No entanto, cada projeto tem sua especificidade, barreiras e mesmo facilidades. Afinal, uma marca pode possuir um posicionamento na classe B para baixo ou mesmo C. E mesmo a entrada na web, seja independente ou nos clubes ou shoppings multimarcas precisa ser pensada. “Um segmento como o de luxo, por exemplo, tem outras peculiaridades na sua própria experiência de compras. As grandes marcas resistiram a entrar até mesmo nos Estados Unidos”, aponta Povoa.

A razão para a resistência do luxo era que a web poderia retirar o componente de emoção e de ambiência das lojas, com atendimento VIP etc., que garante uma experiência diferenciada. A saída encontrada por algumas marcas como a Gucci e a Valentino foi trazer esse conceito de exclusividade e inovação para a Internet. “Integrar os clientes por meio da loja física e das redes sociais, fechando grupos ou clubes exclusivos, traz uma verdadeira “competição” pelos itens, com todos querendo ter aquilo que é comentado. O que trouxe grandes resultados para as empresas”, explica Povoa.

Faz parte dessa estratégia investir em experiências chamadas de sensoriais, extrapolando a venda da web ao mero “catálogo” de produtos. Customizar o site ao máximo, ter modelos desfilando online e de forma exclusiva faz com que a experiência seja mais rica. Assim como explorar as redes sociais e usar da ideia de clube exclusivo da marca. “No fim o custo é alto, mas o ticket médio pode em alguns casos ser até superior ao das lojas físicas”, admite o executivo da MPP.

Para 2011, a e-moda, como podemos chamar o comércio eletrônico do setor, pode ganhar mais massa crítica e resultados e experiências interessantes para as marcas e mesmos os clubes e shoppings virtuais. Em resumo, o ano promete que o segmento terá resultados concretos quando falamos em e-commerce e não um “mero modismo”.

Experiência “social fashion”

Criado pelos profissionais especializados em tecnologia Flavio Pripas e Renato Steinberg, que trazem cerca de 15 anos cada de atuação no setor, o portal byMK nasceu de uma brincadeira e, surpreendentemente, chegou a 2 mil usuários em oito meses. O número fez com que os profissionais passassem a dedicar seu tempo, de maneira integral a rede social. O resultado: em 6 meses o site saltou para 40 mil usuários, ou seja, um crescimento de mais de 1000% no número de cadastrados.

“Podemos fazer uma analogia com o Orkut, só que da moda. Os usuários se cadastram e criam comunidades de interesses em comum.
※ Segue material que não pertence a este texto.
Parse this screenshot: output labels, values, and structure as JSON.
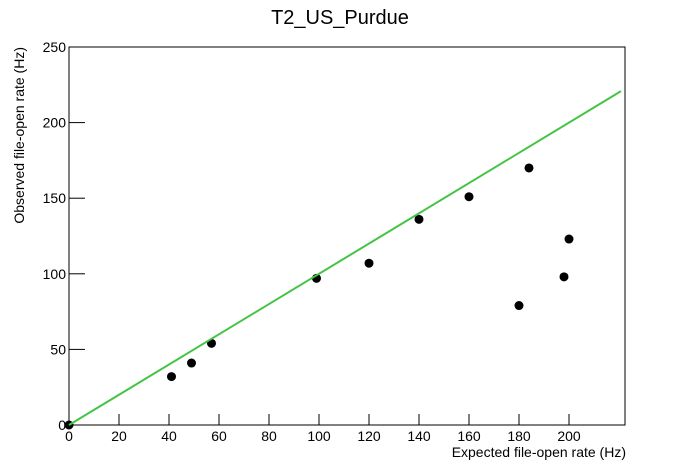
{
  "chart_data": {
    "type": "scatter",
    "title": "T2_US_Purdue",
    "x_label": "Expected file-open rate (Hz)",
    "y_label": "Observed file-open rate (Hz)",
    "xlim": [
      0,
      222.4
    ],
    "ylim": [
      0,
      250
    ],
    "xticks": [
      0,
      20,
      40,
      60,
      80,
      100,
      120,
      140,
      160,
      180,
      200
    ],
    "yticks": [
      0,
      50,
      100,
      150,
      200,
      250
    ],
    "grid": false,
    "series": [
      {
        "color": "#000000",
        "mode": "markers",
        "x": [
          0,
          41,
          49,
          57,
          99,
          120,
          140,
          160,
          180,
          184,
          198,
          200
        ],
        "values": [
          0,
          32,
          41,
          54,
          97,
          107,
          136,
          151,
          79,
          170,
          98,
          123
        ]
      },
      {
        "color": "#44c444",
        "mode": "line",
        "x": [
          0,
          220.8
        ],
        "values": [
          0,
          220.8
        ]
      }
    ]
  }
}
Eles interagem, trocam experiências, montam seus looks e tornam seus projetos disponíveis na rede. Essa experiência tem sido fundamental para os interessados nesse universo”, explicam os sócios Flavio Pripas e Renato Steinberg, do byMK.

O byMK oferece cadastro gratuito e, após o registro, o usuário da rede tem a possibilidade de criar looks com imagens de roupas, sapatos e acessórios disponibilizados no site. Uma espécie de consultoria de moda virtual.

No portal, a interação acontece por meio de comentários nos looks e interações nos grupos de discussões, como na maioria das redes sociais disponíveis na web. As criações dos usuários podem ainda ser publicadas e avaliadas pela comunidade. No byMK é possível ainda incluir novas peças para montagem de looks, adicionar marcas favoritas e criar uma rede de amigos a partir dos interesses em moda.

Os usuários passam em média 40 minutos interagindo na rede e 96% de seu público é feminino. Em cada acesso, cerca de 28 páginas são visitadas. A expectativa é que até o final do ano, mais de 110 mil pessoas já sejam usuárias registradas no byMK. E para monetizar o projeto, o byMK lançou recentemente uma plataforma de publicidade de moda que permite aos lojistas, designers, estilistas e outros interessados divulgarem os seus produtos.